Anche a me capita spesso di scambiare qualche opinione con persone che conosci da tempo e che ti chiedono cosa pensi di ciò che sta avvenendo, sulle guerre e sui massacri di civili inermi che vediamo ogni giorno in tv. Rispondere non è sempre facile, soprattutto quando ti trovi di fronte ad una interlocuzione caratterizzata da una scelta di parte già fatta, che assomiglia più al tifo che al ragionamento. Certamente un contributo decisivo a far crescere un clima di contrapposizioni e di intolleranza viene portato dal sistema mediatico italiano, poco propenso ad una informazione davvero libera e quasi sempre assoggettato agli interessi degli editori e dei loro ambienti di riferimento. Un clima nel quale si fa fatica a capire il livello di gravità in cui ci troviamo. Si parla esplicitamente dell’idea di prepararsi alla terza guerra mondiale, si investono enormi risorse per gli armamenti, si nasconde il rischio concreto di uno scivolamento verso l’uso dei missili nucleari, si respingono gli appelli per il cessate il fuoco a Gaza nonostante i trentaduemila morti sotto le bombe, di cui un terzo sono bambini.
Eppure la reazione dell’opinione pubblica internazionale appare assai blanda e distratta, almeno in termini di mobilitazione.
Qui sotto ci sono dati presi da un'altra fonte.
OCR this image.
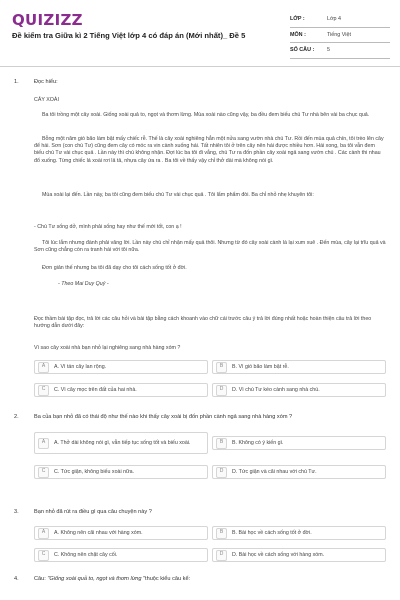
QUIZIZZ
Đề kiểm tra Giữa kì 2 Tiếng Việt lớp 4 có đáp án (Mới nhất)_ Đề 5
LỚP :	Lớp 4
MÔN :	Tiếng Việt
SỐ CÂU :	5
1.	Đọc hiểu:
CÂY XOÀI
Ba tôi trồng một cây xoài. Giống xoài quả to, ngọt và thơm lừng. Mùa xoài nào cũng vậy, ba đều đem biếu chú Tư nhà bên vài ba chục quả.
Bỗng một năm gió bão làm bật mấy chiếc rễ. Thế là cây xoài nghiêng hẳn một nửa sang vườn nhà chú Tư. Rồi đến mùa quả chín, tôi trèo lên cây để hái. Sơn (con chú Tư) cũng đem cây có móc ra vin cành xuống hái. Tất nhiên tôi ở trên cây nên hái được nhiều hơn. Hái xong, ba tôi vẫn đem biếu chú Tư vài chục quả . Lần này thì chú không nhận. Đợi lúc ba tôi đi vắng, chú Tư ra đốn phần cây xoài ngả sang vườn chú . Các cành thi nhau đổ xuống. Từng chiếc lá xoài rơi lả tả, nhựa cây ứa ra . Ba tôi về thấy vậy chỉ thở dài mà không nói gì.
Mùa xoài lại đến. Lần này, ba tôi cũng đem biếu chú Tư vài chục quả . Tôi lẩm phẩm đòi. Ba chỉ nhỏ nhẹ khuyên tôi:
- Chú Tư sống dở, mình phải sống hay như thế mới tốt, con ạ !
Tôi lúc lắm nhưng đành phải vâng lời. Lần này chú chỉ nhận mấy quả thôi. Nhưng từ đó cây xoài cành lá lại xum xuê . Đến mùa, cây lại trĩu quả và Sơn cũng chẳng còn ra tranh hái với tôi nữa.
Đơn giản thế nhưng ba tôi đã dạy cho tôi cách sống tốt ở đời.
- Theo Mai Duy Quý -
Đọc thầm bài tập đọc, trả lời các câu hỏi và bài tập bằng cách khoanh vào chữ cái trước câu ý trả lời đúng nhất hoặc hoàn thiện câu trả lời theo hướng dẫn dưới đây:
Vì sao cây xoài nhà bạn nhỏ lại nghiêng sang nhà hàng xóm ?
A	A. Vì tán cây lan rộng.	B	B. Vì gió bão làm bật rễ.
C	C. Vì cây mọc trên đất của hai nhà.	D	D. Vì chú Tư kéo cành sang nhà chú.
2.	Ba của bạn nhỏ đã có thái độ như thế nào khi thấy cây xoài bị đốn phần cành ngả sang nhà hàng xóm ?
A	A. Thở dài không nói gì, vẫn tiếp tục sống tốt và biếu xoài.	B	B. Không có ý kiến gì.
C	C. Tức giận, không biếu xoài nữa.	D	D. Tức giận và cãi nhau với chú Tư.
3.	Bạn nhỏ đã rút ra điều gì qua câu chuyện này ?
A	A. Không nên cãi nhau với hàng xóm.	B	B. Bài học về cách sống tốt ở đời.
C	C. Không nên chặt cây cối.	D	D. Bài học về cách sống với hàng xóm.
4.	Câu: "Giống xoài quả to, ngọt và thơm lừng "thuộc kiểu câu kể:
E’ vero che dai sondaggi emerge una posizione largamente preoccupata dei conflitti in corso e molto critica con l’azione militare di Israele, tanto da far emergere una crescita insidiosa dell’ antisemitismo. Il dramma umanitario che si sta consumando nella striscia di Gaza rende queste preoccupazioni ancora più grandi e tuttavia non si intravede una soluzione per la questione palestinese. Nessuna delle due parti accetta l’idea dei “due popoli due Stati”. Non la vuole Netanyahu e non la vuole Hamas, e in questo contesto la causa palestinese, o meglio il sacrificio del popolo palestinese, sarà utilizzato come alimento e carburante per il fanatismo jihadista e per le sue derivazioni terroristiche. Di fronte a questa situazione l’unica voce che parla chiaramente della necessità di rimettere in cima ai pensieri e alle azioni dei governi la costruzione della pace e’ Papa Francesco. Non lo fa l’Europa, che parla solo di armamenti; non lo fa Biden, capo di un Paese che appare sempre più debole sul piano politico e sempre più forte sul piano degli affari dell’industria bellica; non lo fa ovviamente Putin l’invasore, con il suo disegno di Russia zarista; non lo fa Zelensky, ostile verso l’idea di aprire un negoziato senza prima avere ottenuto la sconfitta della Russia. Ma purtroppo gli appelli del Papa, che richiamano l’esigenza di riaffermare una coesistenza pacifica, vengono considerati come propositi nobili e dovuti per la sua autorità religiosa ma poco apprezzati sul piano politico. Il rischio è che ignorando gli appelli a mettere la pace prima di ogni altra cosa si consolidi l’imbarbarimento civile e culturale a cui assistiamo impotenti.
Ecco, fatte tutte queste considerazioni, c’è assai spesso qualcuno che comunque ti chiede “con chi stai? con Putin o con Zelensky? Con Netanyahu o con Hamas?”. Per quanto mi riguarda penso che le idee intrise di fanatismo e di nazionalismo di tutti e quattro siano da rigettare decisamente, e con esse anche una certa interpretazione del ruolo dell’Europa, vista come espressione dell’atlantismo, sia nociva e senza prospettive. Chissà se è ancora possibile ritrovare la via di una Europa effettivamente autonoma e unita, capace di incidere sugli equilibri del mondo con i valori della pace, della giustizia, della libertà e della democrazia.